As futuras mães que precisem de fazer ecografias obstétricas no distrito de Santarém continuam sem um sítio que disponha de uma convenção com o Serviço Nacional de Saúde para a realização deste exame. O NS já tinha noticiado este facto em setembro de 2024, e cerca de uma ano se passou sem que se registasse qualquer mudança neste panorama. O tema não é visto nem achado nas agendas das entidades governamentais, sejam elas nacionais, regionais ou locais, ainda que tenha sido discutido em fóruns partidários onde alguns responsáveis políticos da região marcam presença.
Ás grávidas restam duas opções: pagar por um serviço que é um direito fundamental de qualquer parturiente e que está previsto na Lei de Bases da Saúde, aprovada pela Lei n.º 95/2019, de 04 de Setembro, assim como no Decreto-Lei n.º 113/2011, de 29 de Novembro, que garante a isenção de taxas moderadoras a grávidas e parturientes, o que se deve traduzir na gratuitidade dos cuidados e no acesso aos exames e ecografias essenciais; Ou então deslocar-se para fora do distrito, muitas vezes para Lisboa, o que pode representar um custo ainda maior.
O Hospital Distrital de Santarém dá apenas resposta às grávidas em situação de risco e que são acompanhadas no serviço de obstetrícia, com as grávidas que são acompanhadas pelos respetivos médicos de família a não terem acesso aos meios que o HDS dispõe.
Existe ainda uma agravante à falta de locais convencionados – as listas de espera intermináveis. A falta de sítios convencionados sobrecarrega as clínicas mais próximas ao distrito de Santarém, que para além das parturientes das zonas onde funcionam, acabam por ter de dar resposta às necessidades de outros territórios. Um testemunho dado ao NS relata uma tentativa, durante o mês de setembro, de marcar uma ecografia que se deveria realizar em novembro (altura em que a parturiente teria 13 semanas de gravidez), e numa das clínicas mais próximas do distrito, em Chelas, já em Lisboa, havia vaga apenas para janeiro.

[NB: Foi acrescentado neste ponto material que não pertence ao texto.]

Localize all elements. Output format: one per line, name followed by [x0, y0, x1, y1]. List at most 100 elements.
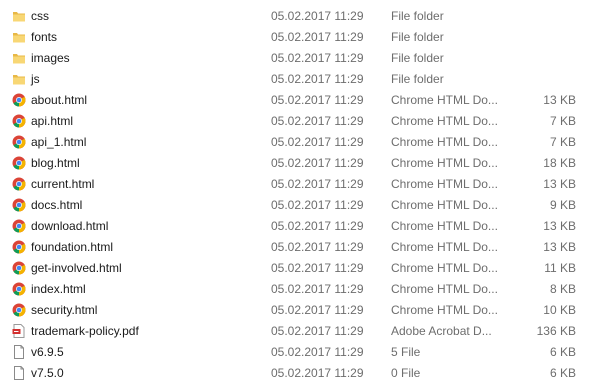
file-size: 136 KB — [536, 324, 576, 338]
file-date-modified: 05.02.2017 11:29 — [271, 282, 364, 296]
chrome-icon — [12, 156, 26, 170]
file-type: Chrome HTML Do... — [391, 93, 498, 107]
file-date-modified: 05.02.2017 11:29 — [271, 30, 364, 44]
chrome-icon — [12, 177, 26, 191]
file-row[interactable]: get-involved.html 05.02.2017 11:29 Chrome … — [0, 258, 593, 279]
chrome-icon — [12, 114, 26, 128]
folder-icon — [12, 30, 26, 44]
file-row[interactable]: security.html 05.02.2017 11:29 Chrome HTML… — [0, 300, 593, 321]
folder-icon — [12, 51, 26, 65]
chrome-icon — [12, 303, 26, 317]
file-row[interactable]: download.html 05.02.2017 11:29 Chrome HTML… — [0, 216, 593, 237]
file-row[interactable]: fonts 05.02.2017 11:29 File folder — [0, 27, 593, 48]
file-size: 13 KB — [543, 219, 576, 233]
file-name: v7.5.0 — [31, 366, 64, 380]
file-date-modified: 05.02.2017 11:29 — [271, 366, 364, 380]
file-row[interactable]: index.html 05.02.2017 11:29 Chrome HTML Do… — [0, 279, 593, 300]
file-type: Adobe Acrobat D... — [391, 324, 492, 338]
file-type: Chrome HTML Do... — [391, 261, 498, 275]
file-type: Chrome HTML Do... — [391, 177, 498, 191]
file-type: Chrome HTML Do... — [391, 282, 498, 296]
file-date-modified: 05.02.2017 11:29 — [271, 93, 364, 107]
file-row[interactable]: images 05.02.2017 11:29 File folder — [0, 48, 593, 69]
file-size: 7 KB — [549, 135, 576, 149]
file-type: File folder — [391, 9, 444, 23]
file-date-modified: 05.02.2017 11:29 — [271, 219, 364, 233]
file-date-modified: 05.02.2017 11:29 — [271, 51, 364, 65]
chrome-icon — [12, 219, 26, 233]
file-date-modified: 05.02.2017 11:29 — [271, 135, 364, 149]
file-name: blog.html — [31, 156, 80, 170]
file-name: docs.html — [31, 198, 83, 212]
file-date-modified: 05.02.2017 11:29 — [271, 324, 364, 338]
chrome-icon — [12, 261, 26, 275]
file-name: v6.9.5 — [31, 345, 64, 359]
file-row[interactable]: v6.9.5 05.02.2017 11:29 5 File 6 KB — [0, 342, 593, 363]
file-type: Chrome HTML Do... — [391, 198, 498, 212]
file-type: Chrome HTML Do... — [391, 219, 498, 233]
file-row[interactable]: current.html 05.02.2017 11:29 Chrome HTML … — [0, 174, 593, 195]
file-name: fonts — [31, 30, 58, 44]
chrome-icon — [12, 240, 26, 254]
chrome-icon — [12, 93, 26, 107]
file-type: Chrome HTML Do... — [391, 240, 498, 254]
file-name: current.html — [31, 177, 95, 191]
folder-icon — [12, 72, 26, 86]
file-date-modified: 05.02.2017 11:29 — [271, 261, 364, 275]
file-date-modified: 05.02.2017 11:29 — [271, 240, 364, 254]
file-row[interactable]: blog.html 05.02.2017 11:29 Chrome HTML Do.… — [0, 153, 593, 174]
file-row[interactable]: foundation.html 05.02.2017 11:29 Chrome HT… — [0, 237, 593, 258]
file-row[interactable]: js 05.02.2017 11:29 File folder — [0, 69, 593, 90]
file-name: index.html — [31, 282, 86, 296]
file-size: 18 KB — [543, 156, 576, 170]
pdf-icon — [12, 324, 26, 338]
chrome-icon — [12, 282, 26, 296]
file-size: 6 KB — [549, 345, 576, 359]
file-size: 9 KB — [549, 198, 576, 212]
file-type: Chrome HTML Do... — [391, 303, 498, 317]
file-size: 13 KB — [543, 177, 576, 191]
file-date-modified: 05.02.2017 11:29 — [271, 72, 364, 86]
file-row[interactable]: css 05.02.2017 11:29 File folder — [0, 6, 593, 27]
file-date-modified: 05.02.2017 11:29 — [271, 303, 364, 317]
file-type: File folder — [391, 51, 444, 65]
file-name: api.html — [31, 114, 74, 128]
file-size: 13 KB — [543, 240, 576, 254]
file-type: 5 File — [391, 345, 421, 359]
file-date-modified: 05.02.2017 11:29 — [271, 114, 364, 128]
file-name: js — [31, 72, 40, 86]
file-type: Chrome HTML Do... — [391, 114, 498, 128]
file-size: 13 KB — [543, 93, 576, 107]
file-name: api_1.html — [31, 135, 87, 149]
chrome-icon — [12, 135, 26, 149]
file-type: File folder — [391, 30, 444, 44]
file-icon — [12, 366, 26, 380]
file-date-modified: 05.02.2017 11:29 — [271, 9, 364, 23]
file-name: trademark-policy.pdf — [31, 324, 139, 338]
file-row[interactable]: api.html 05.02.2017 11:29 Chrome HTML Do..… — [0, 111, 593, 132]
file-type: Chrome HTML Do... — [391, 156, 498, 170]
file-type: 0 File — [391, 366, 421, 380]
file-list: css 05.02.2017 11:29 File folder fonts 05.0… — [0, 6, 593, 384]
file-date-modified: 05.02.2017 11:29 — [271, 177, 364, 191]
file-row[interactable]: v7.5.0 05.02.2017 11:29 0 File 6 KB — [0, 363, 593, 384]
file-size: 10 KB — [543, 303, 576, 317]
file-row[interactable]: docs.html 05.02.2017 11:29 Chrome HTML Do.… — [0, 195, 593, 216]
file-name: download.html — [31, 219, 109, 233]
file-name: security.html — [31, 303, 98, 317]
file-row[interactable]: about.html 05.02.2017 11:29 Chrome HTML Do… — [0, 90, 593, 111]
file-row[interactable]: trademark-policy.pdf 05.02.2017 11:29 Adob… — [0, 321, 593, 342]
file-type: File folder — [391, 72, 444, 86]
file-name: images — [31, 51, 70, 65]
file-date-modified: 05.02.2017 11:29 — [271, 198, 364, 212]
folder-icon — [12, 9, 26, 23]
file-size: 11 KB — [544, 261, 576, 275]
file-icon — [12, 345, 26, 359]
file-name: about.html — [31, 93, 88, 107]
file-row[interactable]: api_1.html 05.02.2017 11:29 Chrome HTML Do… — [0, 132, 593, 153]
file-size: 8 KB — [549, 282, 576, 296]
file-date-modified: 05.02.2017 11:29 — [271, 345, 364, 359]
file-date-modified: 05.02.2017 11:29 — [271, 156, 364, 170]
file-size: 6 KB — [549, 366, 576, 380]
file-name: get-involved.html — [31, 261, 122, 275]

O NS sabe que durante o Congresso da Federação Distrital do Partido Socialista, que se realizou em outubro de 2024, e onde marcaram presença ambos os presidentes das Comunidades Intermunicipais da Lezíria do Tejo e Médio Tejo (Pedro Ribeiro e Manuel Valamatos, respetivamente), foi apresentada e aprovada uma moção que visava a criação de locais convencionados para a realização de ecografias obstétricas apoiados pelas Comunidades Intermunicipais, através de apoios logísticos e financeiros, parcerias para o aumento das convenções, e apoio logístico e legal no processo de convenção com o SNS. Embora a moção tenha sido aprovada, não foram desenvolvidos quaisquer esforços para implementar as medidas, continuando as grávidas do distrito de Santarém sem dispor de um sítio onde possam ver cumpridos os direitos de acesso a este exame de forma gratuita.